Quite a few places were selling plants as well. I figure it's a great idea to start growing your own food, and I've been growing my own herbs for a while. This has three main advantages, you can pick them when you're ready so they never go off, you get more varieties than you would find usually and you're using a sustainable source which theoretically gives you an infinite supply of herbs for little money. I have some Elephant garlic from the Isle of Wight garlic company, to grow rather than eat. I don't know when I'll see it again so I thought I'd use my family's green fingers to ensure a sensible supply and I'll experiment with the potato wedge sized cloves at some point in June.

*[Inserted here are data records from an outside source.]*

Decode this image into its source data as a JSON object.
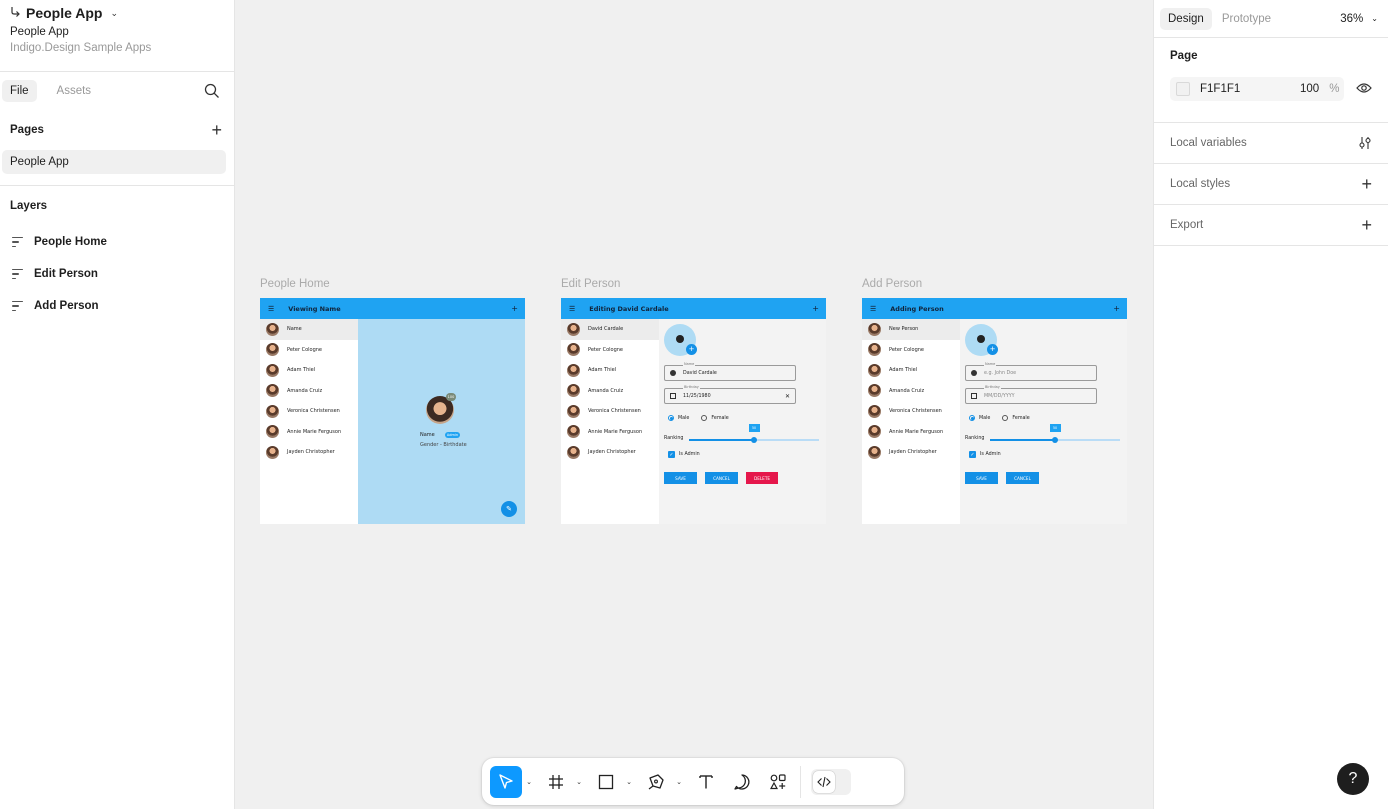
{
  "project": {
    "title": "People App",
    "file_name": "People App",
    "team": "Indigo.Design Sample Apps"
  },
  "left_tabs": {
    "file": "File",
    "assets": "Assets"
  },
  "pages_section": {
    "label": "Pages",
    "items": [
      "People App"
    ]
  },
  "layers_section": {
    "label": "Layers",
    "items": [
      "People Home",
      "Edit Person",
      "Add Person"
    ]
  },
  "right_panel": {
    "tabs": {
      "design": "Design",
      "prototype": "Prototype"
    },
    "zoom": "36%",
    "page_label": "Page",
    "bg_color": "F1F1F1",
    "bg_opacity": "100",
    "pct": "%",
    "sections": [
      "Local variables",
      "Local styles",
      "Export"
    ]
  },
  "help_label": "?",
  "frames": [
    {
      "label": "People Home",
      "bar_title": "Viewing Name",
      "list": [
        "Name",
        "Peter Cologne",
        "Adam Thiel",
        "Amanda Cruiz",
        "Veronica Christensen",
        "Annie Marie Ferguson",
        "Jayden Christopher"
      ],
      "detail_name": "Name",
      "detail_badge": "Admin",
      "detail_sub": "Gender - Birthdate",
      "avatar_badge": "100"
    },
    {
      "label": "Edit Person",
      "bar_title": "Editing David Cardale",
      "list": [
        "David Cardale",
        "Peter Cologne",
        "Adam Thiel",
        "Amanda Cruiz",
        "Veronica Christensen",
        "Annie Marie Ferguson",
        "Jayden Christopher"
      ],
      "name_label": "Name",
      "name_value": "David Cardale",
      "birthday_label": "Birthday",
      "birthday_value": "11/25/1980",
      "male": "Male",
      "female": "Female",
      "ranking": "Ranking",
      "ranking_value": "50",
      "ranking_fraction": 0.5,
      "is_admin": "Is Admin",
      "save": "SAVE",
      "cancel": "CANCEL",
      "delete": "DELETE"
    },
    {
      "label": "Add Person",
      "bar_title": "Adding Person",
      "list": [
        "New Person",
        "Peter Cologne",
        "Adam Thiel",
        "Amanda Cruiz",
        "Veronica Christensen",
        "Annie Marie Ferguson",
        "Jayden Christopher"
      ],
      "name_label": "Name",
      "name_placeholder": "e.g. John Doe",
      "birthday_label": "Birthday",
      "birthday_placeholder": "MM/DD/YYYY",
      "male": "Male",
      "female": "Female",
      "ranking": "Ranking",
      "ranking_value": "50",
      "ranking_fraction": 0.5,
      "is_admin": "Is Admin",
      "save": "SAVE",
      "cancel": "CANCEL"
    }
  ],
  "colors": {
    "accent": "#0d99ff",
    "app_bar": "#1fa3f2",
    "detail_blue": "#aedbf4",
    "delete_red": "#e5174b",
    "canvas": "#f0f0f0"
  },
  "toolbar_icons": [
    "move-tool-icon",
    "frame-tool-icon",
    "rectangle-tool-icon",
    "pen-tool-icon",
    "text-tool-icon",
    "comment-tool-icon",
    "actions-icon",
    "dev-mode-icon"
  ]
}
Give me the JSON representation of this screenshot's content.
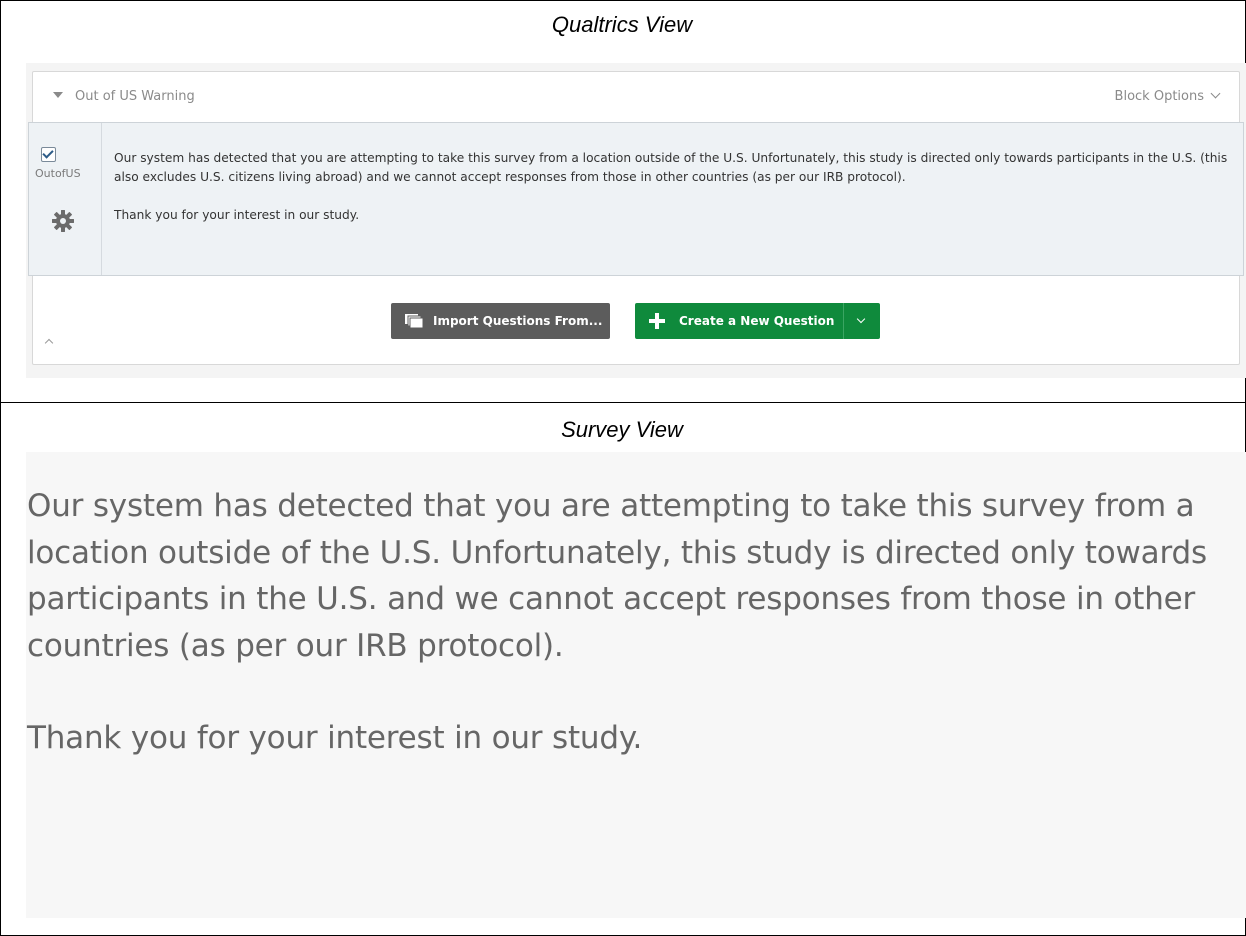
{
  "sections": {
    "qualtrics_title": "Qualtrics View",
    "survey_title": "Survey View"
  },
  "block": {
    "name": "Out of US Warning",
    "options_label": "Block Options"
  },
  "question": {
    "id": "OutofUS",
    "checked": true,
    "paragraph1": "Our system has detected that you are attempting to take this survey from a location outside of the U.S. Unfortunately, this study is directed only towards participants in the U.S. (this also excludes U.S. citizens living abroad) and we cannot accept responses from those in other countries (as per our IRB protocol).",
    "paragraph2": "Thank you for your interest in our study."
  },
  "buttons": {
    "import_label": "Import Questions From...",
    "create_label": "Create a New Question"
  },
  "survey": {
    "paragraph1": "Our system has detected that you are attempting to take this survey from a location outside of the U.S. Unfortunately, this study is directed only towards participants in the U.S. and we cannot accept responses from those in other countries (as per our IRB protocol).",
    "paragraph2": "Thank you for your interest in our study."
  },
  "colors": {
    "create_button": "#0f8a3c",
    "import_button": "#5c5c5c",
    "question_bg": "#eef2f5"
  },
  "icons": {
    "block_toggle": "caret-down-icon",
    "block_options": "chevron-down-icon",
    "question_settings": "gear-icon",
    "import": "copy-pages-icon",
    "create": "plus-icon",
    "collapse": "chevron-up-icon"
  }
}
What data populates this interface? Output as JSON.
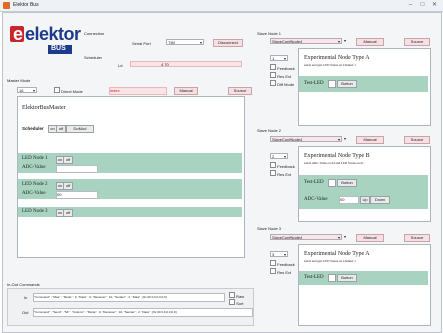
{
  "window": {
    "title": "Elektor Bus",
    "min": "–",
    "max": "□",
    "close": "✕"
  },
  "colors": {
    "accent_red": "#c8262a",
    "node_green": "#a8d3c1",
    "pink": "#f7e0e3"
  },
  "logo": {
    "text": "elektor",
    "sub": "BUS"
  },
  "connection": {
    "title": "Connection",
    "port_label": "Serial Port",
    "port_value": "TIM",
    "disconnect": "Disconnect"
  },
  "scheduler": {
    "title": "Scheduler",
    "label": "Ld",
    "value": "4 70"
  },
  "master_mode": {
    "title": "Master Mode",
    "mode_value": "16",
    "direct_mode": "Direct Mode",
    "cmd_value": "index",
    "manual": "Manual",
    "source": "Source",
    "heading": "ElektorBusMaster",
    "scheduler_label": "Scheduler",
    "on": "on",
    "off": "off",
    "default_btn": "DoMod",
    "led1": "LED Node 1",
    "adc1": "ADC-Value",
    "led2": "LED Node 2",
    "adc2": "ADC-Value",
    "adc2_value": "00",
    "led3": "LED Node 3"
  },
  "in_out": {
    "title": "In-Out Commands",
    "in_label": "In",
    "in_text": "\"Command\" : \"Mas\" : \"Mode\" : 0, \"Data\" : 0, \"Receiver\" : 10, \"Sender\" : 2, \"Data\" : [0x 00 0,0,0,0,0,0]",
    "out_label": "Out",
    "out_text": "\"Command\" : \"Send\" : \"Mi\" : \"Column\" : \"Mode\" : 0, \"Receiver\" : 10, \"Sender\" : 2, \"Data\" : [0x 00 0,0,0,0,0,0]",
    "raw": "Raw",
    "sort": "Sort"
  },
  "slaves": [
    {
      "title": "Slave Node 1",
      "dropdown": "SlaveConfNode4",
      "manual": "Manual",
      "source": "Source",
      "addr": "1",
      "opts": [
        "Feedback",
        "Res Ext",
        "Diff Mode"
      ],
      "heading": "Experimental Node Type A",
      "desc": "sends and gets LED Status on Channel 1",
      "led_label": "Test-LED",
      "button": "Button"
    },
    {
      "title": "Slave Node 2",
      "dropdown": "SlaveConfNode4",
      "manual": "Manual",
      "source": "Source",
      "addr": "2",
      "opts": [
        "Feedback",
        "Res Ext"
      ],
      "heading": "Experimental Node Type B",
      "desc": "sends ADC-Value on #4 and LED Status on #1",
      "led_label": "Test-LED",
      "button": "Button",
      "adc_label": "ADC-Value",
      "adc_value": "00",
      "up": "Up",
      "down": "Down"
    },
    {
      "title": "Slave Node 3",
      "dropdown": "SlaveConfNode4",
      "manual": "Manual",
      "source": "Source",
      "addr": "3",
      "opts": [
        "Feedback",
        "Res Ext"
      ],
      "heading": "Experimental Node Type A",
      "desc": "sends and gets LED Status on Channel 1",
      "led_label": "Test-LED",
      "button": "Button"
    }
  ]
}
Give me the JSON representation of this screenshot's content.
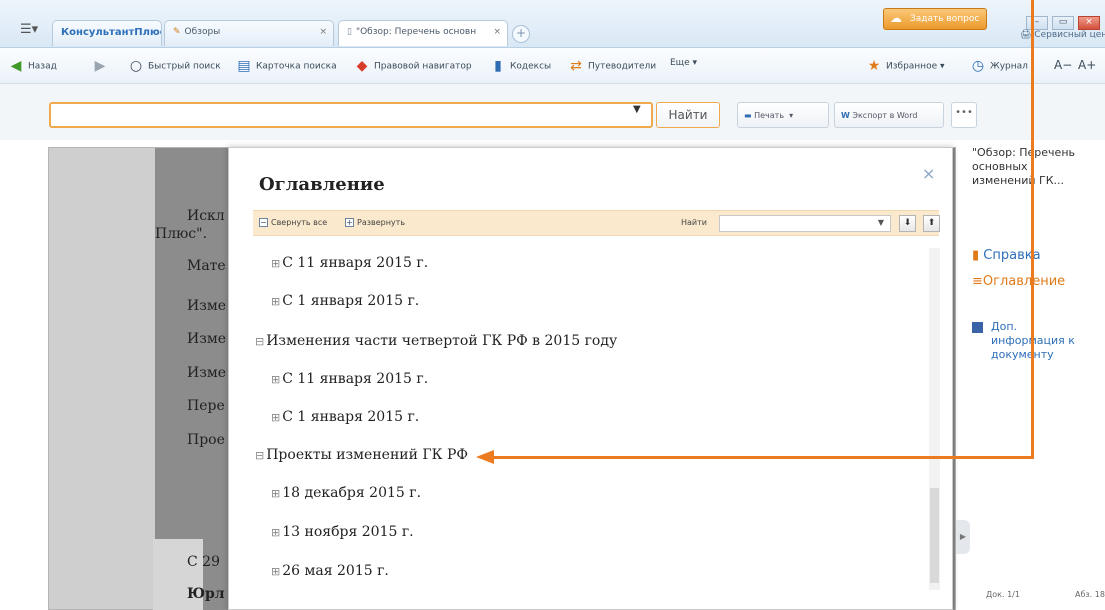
{
  "tabs": {
    "brand": "КонсультантПлюс",
    "tab1": "Обзоры",
    "tab2": "\"Обзор: Перечень основн"
  },
  "window": {
    "ask_question": "Задать вопрос",
    "service_center": "Сервисный центр"
  },
  "toolbar": {
    "back": "Назад",
    "quick_search": "Быстрый поиск",
    "search_card": "Карточка поиска",
    "legal_navigator": "Правовой навигатор",
    "codes": "Кодексы",
    "guides": "Путеводители",
    "more": "Еще ▾",
    "favorites": "Избранное ▾",
    "journal": "Журнал",
    "font_minus": "A−",
    "font_plus": "A+"
  },
  "search": {
    "find": "Найти",
    "print": "Печать",
    "export_word": "Экспорт в Word",
    "more": "•••"
  },
  "doc_fragments": {
    "f1": "Искл",
    "f2": "Плюс\".",
    "f3": "Мате",
    "f4": "Изме",
    "f5": "Изме",
    "f6": "Изме",
    "f7": "Пере",
    "f8": "Прое",
    "f9": "С 29",
    "f10": "Юрл"
  },
  "toc": {
    "title": "Оглавление",
    "collapse_all": "Свернуть все",
    "expand_all": "Развернуть",
    "find_label": "Найти",
    "items": [
      {
        "exp": "⊞",
        "text": "С 11 января 2015 г."
      },
      {
        "exp": "⊞",
        "text": "С 1 января 2015 г."
      },
      {
        "exp": "⊟",
        "text": "Изменения части четвертой ГК РФ в 2015 году"
      },
      {
        "exp": "⊞",
        "text": "С 11 января 2015 г."
      },
      {
        "exp": "⊞",
        "text": "С 1 января 2015 г."
      },
      {
        "exp": "⊟",
        "text": "Проекты изменений ГК РФ"
      },
      {
        "exp": "⊞",
        "text": "18 декабря 2015 г."
      },
      {
        "exp": "⊞",
        "text": "13 ноября 2015 г."
      },
      {
        "exp": "⊞",
        "text": "26 мая 2015 г."
      }
    ]
  },
  "right_panel": {
    "doc_title": "\"Обзор: Перечень основных изменений ГК...",
    "help": "Справка",
    "contents": "Оглавление",
    "extra_info": "Доп. информация к документу",
    "doc_count": "Док. 1/1",
    "para": "Абз. 18"
  },
  "colors": {
    "accent_orange": "#ec7a1f",
    "link_blue": "#2d6fb8",
    "search_border": "#f0a94c"
  }
}
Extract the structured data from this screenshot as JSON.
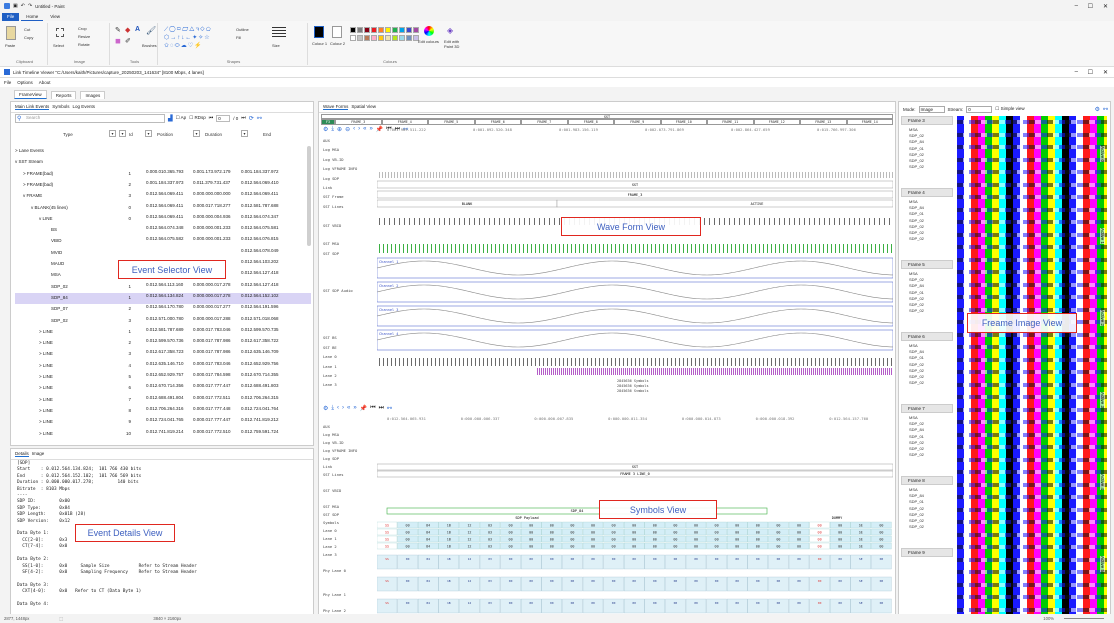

I will get myself a strawberry planter soon and turn it into a small kitchen herb garden that I can keep in the kitchen and so I will be growing most things in pots and containers, it requires being clever, paying attention to fertilising and watering more often than you would if the plants were in a garden. This is city living in the 21st century- few people have the luxury of space. I've got room for a window box or two, so there's another place to put things. My early experiments with a few cheap pepper plants went well and so I thought I'd indulge myself and get two more plants. Twilight peppers do not glitter in the sunlight, but they look pretty and would be fine as a houseplant. Marble peppers look interestingly like cherry tomatoes and will fit nicely in my windowbox alongside my earlier experiments.
Anyway, the principle is to get as much interesting and useful food grown in as small a space as possible. You can (although I don't recommend it) raise a chicken in an A4 footprint. You could get a good herb garden in the space of two battery chickens. You use plants to brighten up the house, so why not use plants you can eat instead- brightens your house and your plate. How about that for efficiency?